If you change a HashMap in any way then your code is simply broken.

He is correct. A HashMap that is updated without synchronization will break even if the threads are using disjoint sets of keys. Here are just some1 of the things that can go wrong.

  • If one thread does a put, then another thread may see a stale value for the hashmap's size.

  • When a thread does a put that triggers a rebuild of the table, another thread may see transient or stale versions of the hashtable array reference, its size, its contents or the hash chains. Chaos may ensue.

  • When a thread does a put for a key that collides with some key used by some other thread, and the latter thread does a put for its key, then the latter might see a stale copy of hash chain reference. Chaos may ensue.
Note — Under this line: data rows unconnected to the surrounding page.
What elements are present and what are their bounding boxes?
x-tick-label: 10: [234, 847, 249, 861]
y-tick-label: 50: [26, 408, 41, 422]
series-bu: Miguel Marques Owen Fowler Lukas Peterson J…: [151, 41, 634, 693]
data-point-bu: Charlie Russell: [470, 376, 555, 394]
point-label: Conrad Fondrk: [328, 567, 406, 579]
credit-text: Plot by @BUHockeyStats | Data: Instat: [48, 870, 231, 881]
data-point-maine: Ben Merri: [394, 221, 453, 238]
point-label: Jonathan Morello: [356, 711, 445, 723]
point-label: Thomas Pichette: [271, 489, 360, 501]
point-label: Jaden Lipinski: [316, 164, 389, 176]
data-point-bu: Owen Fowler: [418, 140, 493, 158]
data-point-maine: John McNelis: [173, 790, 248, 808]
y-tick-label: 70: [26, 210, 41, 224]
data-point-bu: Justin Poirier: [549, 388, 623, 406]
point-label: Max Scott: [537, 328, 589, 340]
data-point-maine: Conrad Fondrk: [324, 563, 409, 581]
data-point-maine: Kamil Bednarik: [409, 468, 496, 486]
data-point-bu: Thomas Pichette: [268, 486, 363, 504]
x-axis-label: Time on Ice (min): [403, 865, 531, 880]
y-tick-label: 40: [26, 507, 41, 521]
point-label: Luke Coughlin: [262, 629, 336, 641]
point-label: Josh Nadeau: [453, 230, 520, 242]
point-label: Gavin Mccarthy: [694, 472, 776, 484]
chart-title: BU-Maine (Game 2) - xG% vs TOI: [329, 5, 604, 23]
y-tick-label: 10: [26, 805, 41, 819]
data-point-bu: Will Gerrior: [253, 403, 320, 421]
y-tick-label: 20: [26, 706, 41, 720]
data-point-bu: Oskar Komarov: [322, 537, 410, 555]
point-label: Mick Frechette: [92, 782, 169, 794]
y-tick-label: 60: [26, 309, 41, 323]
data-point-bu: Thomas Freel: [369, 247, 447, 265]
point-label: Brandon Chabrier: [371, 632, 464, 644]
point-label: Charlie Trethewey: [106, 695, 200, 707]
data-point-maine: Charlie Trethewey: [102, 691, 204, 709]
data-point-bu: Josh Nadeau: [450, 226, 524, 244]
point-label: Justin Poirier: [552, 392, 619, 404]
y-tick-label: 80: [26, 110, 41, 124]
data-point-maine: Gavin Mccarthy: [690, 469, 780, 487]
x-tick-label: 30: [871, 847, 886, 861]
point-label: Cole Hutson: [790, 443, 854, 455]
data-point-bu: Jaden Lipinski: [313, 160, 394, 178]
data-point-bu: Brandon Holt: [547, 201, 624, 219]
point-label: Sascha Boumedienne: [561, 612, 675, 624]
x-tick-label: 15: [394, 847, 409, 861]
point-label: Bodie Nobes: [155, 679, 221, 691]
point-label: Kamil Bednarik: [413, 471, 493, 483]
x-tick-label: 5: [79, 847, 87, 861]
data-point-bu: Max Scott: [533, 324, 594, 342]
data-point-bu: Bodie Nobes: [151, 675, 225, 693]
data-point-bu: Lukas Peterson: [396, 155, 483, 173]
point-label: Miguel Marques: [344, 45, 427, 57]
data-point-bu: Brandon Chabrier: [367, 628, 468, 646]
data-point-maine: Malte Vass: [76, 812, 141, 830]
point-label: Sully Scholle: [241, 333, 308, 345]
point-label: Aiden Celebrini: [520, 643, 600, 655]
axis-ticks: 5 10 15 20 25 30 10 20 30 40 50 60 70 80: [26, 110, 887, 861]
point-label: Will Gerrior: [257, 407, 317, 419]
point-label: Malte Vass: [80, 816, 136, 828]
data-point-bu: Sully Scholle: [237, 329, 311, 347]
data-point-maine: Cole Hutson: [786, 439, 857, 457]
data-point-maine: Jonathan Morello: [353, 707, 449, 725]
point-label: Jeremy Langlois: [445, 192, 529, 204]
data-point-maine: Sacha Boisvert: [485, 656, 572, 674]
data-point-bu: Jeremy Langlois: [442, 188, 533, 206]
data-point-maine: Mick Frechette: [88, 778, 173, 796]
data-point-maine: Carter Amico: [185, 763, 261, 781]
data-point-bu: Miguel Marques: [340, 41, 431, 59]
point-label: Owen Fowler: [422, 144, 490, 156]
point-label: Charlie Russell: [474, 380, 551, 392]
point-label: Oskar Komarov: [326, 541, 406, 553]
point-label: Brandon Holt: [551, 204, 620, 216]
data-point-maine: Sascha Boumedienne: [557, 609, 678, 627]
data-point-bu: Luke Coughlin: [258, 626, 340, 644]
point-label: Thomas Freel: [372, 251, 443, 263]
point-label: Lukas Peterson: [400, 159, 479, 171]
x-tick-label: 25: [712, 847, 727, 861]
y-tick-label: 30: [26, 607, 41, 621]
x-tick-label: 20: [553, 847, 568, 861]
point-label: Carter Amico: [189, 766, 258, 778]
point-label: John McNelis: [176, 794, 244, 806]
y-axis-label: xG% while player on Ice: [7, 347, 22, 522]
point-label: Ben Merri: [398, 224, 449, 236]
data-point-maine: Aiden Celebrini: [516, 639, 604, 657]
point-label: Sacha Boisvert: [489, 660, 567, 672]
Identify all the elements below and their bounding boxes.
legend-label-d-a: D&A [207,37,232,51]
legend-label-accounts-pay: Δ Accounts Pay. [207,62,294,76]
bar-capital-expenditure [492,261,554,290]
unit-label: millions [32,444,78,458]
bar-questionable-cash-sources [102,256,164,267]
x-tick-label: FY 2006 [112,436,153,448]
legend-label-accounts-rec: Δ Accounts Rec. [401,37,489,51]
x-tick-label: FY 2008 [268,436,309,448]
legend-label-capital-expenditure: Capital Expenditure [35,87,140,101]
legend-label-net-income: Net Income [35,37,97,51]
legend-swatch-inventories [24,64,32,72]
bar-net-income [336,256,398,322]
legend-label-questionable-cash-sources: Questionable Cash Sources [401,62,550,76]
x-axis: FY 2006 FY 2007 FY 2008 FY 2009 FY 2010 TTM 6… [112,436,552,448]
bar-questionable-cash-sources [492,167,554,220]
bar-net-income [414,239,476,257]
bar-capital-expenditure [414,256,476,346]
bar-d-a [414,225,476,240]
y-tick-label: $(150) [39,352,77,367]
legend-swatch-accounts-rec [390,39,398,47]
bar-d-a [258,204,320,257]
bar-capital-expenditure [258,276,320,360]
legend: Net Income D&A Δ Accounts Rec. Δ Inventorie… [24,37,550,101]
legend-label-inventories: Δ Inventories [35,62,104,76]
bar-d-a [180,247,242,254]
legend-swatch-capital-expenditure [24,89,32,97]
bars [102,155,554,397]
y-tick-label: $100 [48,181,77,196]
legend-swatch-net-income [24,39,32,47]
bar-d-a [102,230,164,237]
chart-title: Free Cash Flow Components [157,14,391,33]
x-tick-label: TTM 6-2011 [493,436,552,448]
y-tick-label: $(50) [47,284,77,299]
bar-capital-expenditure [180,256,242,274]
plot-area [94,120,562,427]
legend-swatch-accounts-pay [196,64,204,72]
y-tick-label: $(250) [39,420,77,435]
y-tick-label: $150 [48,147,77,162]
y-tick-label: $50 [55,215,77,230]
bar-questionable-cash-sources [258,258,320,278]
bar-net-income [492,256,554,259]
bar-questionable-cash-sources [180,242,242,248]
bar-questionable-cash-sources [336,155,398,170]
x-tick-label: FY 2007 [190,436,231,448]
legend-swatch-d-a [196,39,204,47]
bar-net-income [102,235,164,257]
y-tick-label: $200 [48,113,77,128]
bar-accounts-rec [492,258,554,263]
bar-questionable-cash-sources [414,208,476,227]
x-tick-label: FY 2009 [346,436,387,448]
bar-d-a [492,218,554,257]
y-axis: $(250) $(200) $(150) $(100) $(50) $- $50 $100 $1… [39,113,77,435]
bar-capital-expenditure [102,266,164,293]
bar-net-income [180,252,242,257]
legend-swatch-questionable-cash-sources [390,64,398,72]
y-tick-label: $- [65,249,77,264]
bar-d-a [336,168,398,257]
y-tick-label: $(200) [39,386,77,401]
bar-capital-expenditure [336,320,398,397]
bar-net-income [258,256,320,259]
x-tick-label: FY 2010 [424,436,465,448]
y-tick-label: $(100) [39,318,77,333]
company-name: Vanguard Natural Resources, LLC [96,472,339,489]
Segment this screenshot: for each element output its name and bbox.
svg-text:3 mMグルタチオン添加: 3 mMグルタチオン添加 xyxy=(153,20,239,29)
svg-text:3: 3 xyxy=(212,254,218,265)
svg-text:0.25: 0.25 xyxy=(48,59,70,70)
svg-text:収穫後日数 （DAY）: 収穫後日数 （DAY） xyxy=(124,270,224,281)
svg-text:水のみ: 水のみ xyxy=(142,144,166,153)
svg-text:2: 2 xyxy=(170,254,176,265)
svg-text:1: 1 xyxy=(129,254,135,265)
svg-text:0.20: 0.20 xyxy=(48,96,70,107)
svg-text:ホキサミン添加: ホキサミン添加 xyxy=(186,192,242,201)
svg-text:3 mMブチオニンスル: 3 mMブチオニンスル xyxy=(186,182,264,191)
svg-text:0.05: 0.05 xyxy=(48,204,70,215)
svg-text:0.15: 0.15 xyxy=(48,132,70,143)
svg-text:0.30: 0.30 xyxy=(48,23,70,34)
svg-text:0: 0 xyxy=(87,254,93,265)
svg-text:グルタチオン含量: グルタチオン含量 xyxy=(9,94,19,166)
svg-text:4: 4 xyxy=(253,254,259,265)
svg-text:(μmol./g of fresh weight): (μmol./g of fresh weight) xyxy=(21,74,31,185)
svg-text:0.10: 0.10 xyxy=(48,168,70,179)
  • When one thread probes the table with a key that collides with one of some other thread's keys, it may encounter that key on the chain. It will call equals on that key, and if the threads are not synchronized, the equals method may encounter stale state in that key.

And if you have two threads simultaneously doing put or remove requests, there are numerous opportunities for race conditions.

I can think of three solutions:

  1. Use a ConcurrentHashMap.
  2. Use a regular HashMap but synchronize on the outside; e.g. using primitive mutexes, Lock objects, etcetera.
  3. Use a different HashMap for each thread. If the threads really have a disjoint set of keys, then there should be no need (from an algorithmic perspective) for them to share a single Map. Indeed, if your algorithms involve the threads iterating the keys, values or entries of the map at some point, splitting the single map into multiple maps could give a significant speedup for that part of the processing.

1 - We cannot enumerate all of the possible things that could go wrong. For a start, we can't predict how all JVMs will handle the unspecified aspects of the JMM ... on all platforms. But you should NOT be relying on that kind of information anyway. All you need to know is that it is fundamentally wrong to use a HashMap like this. An application that does this is broken ... even if you haven't observed the symptoms ... yet.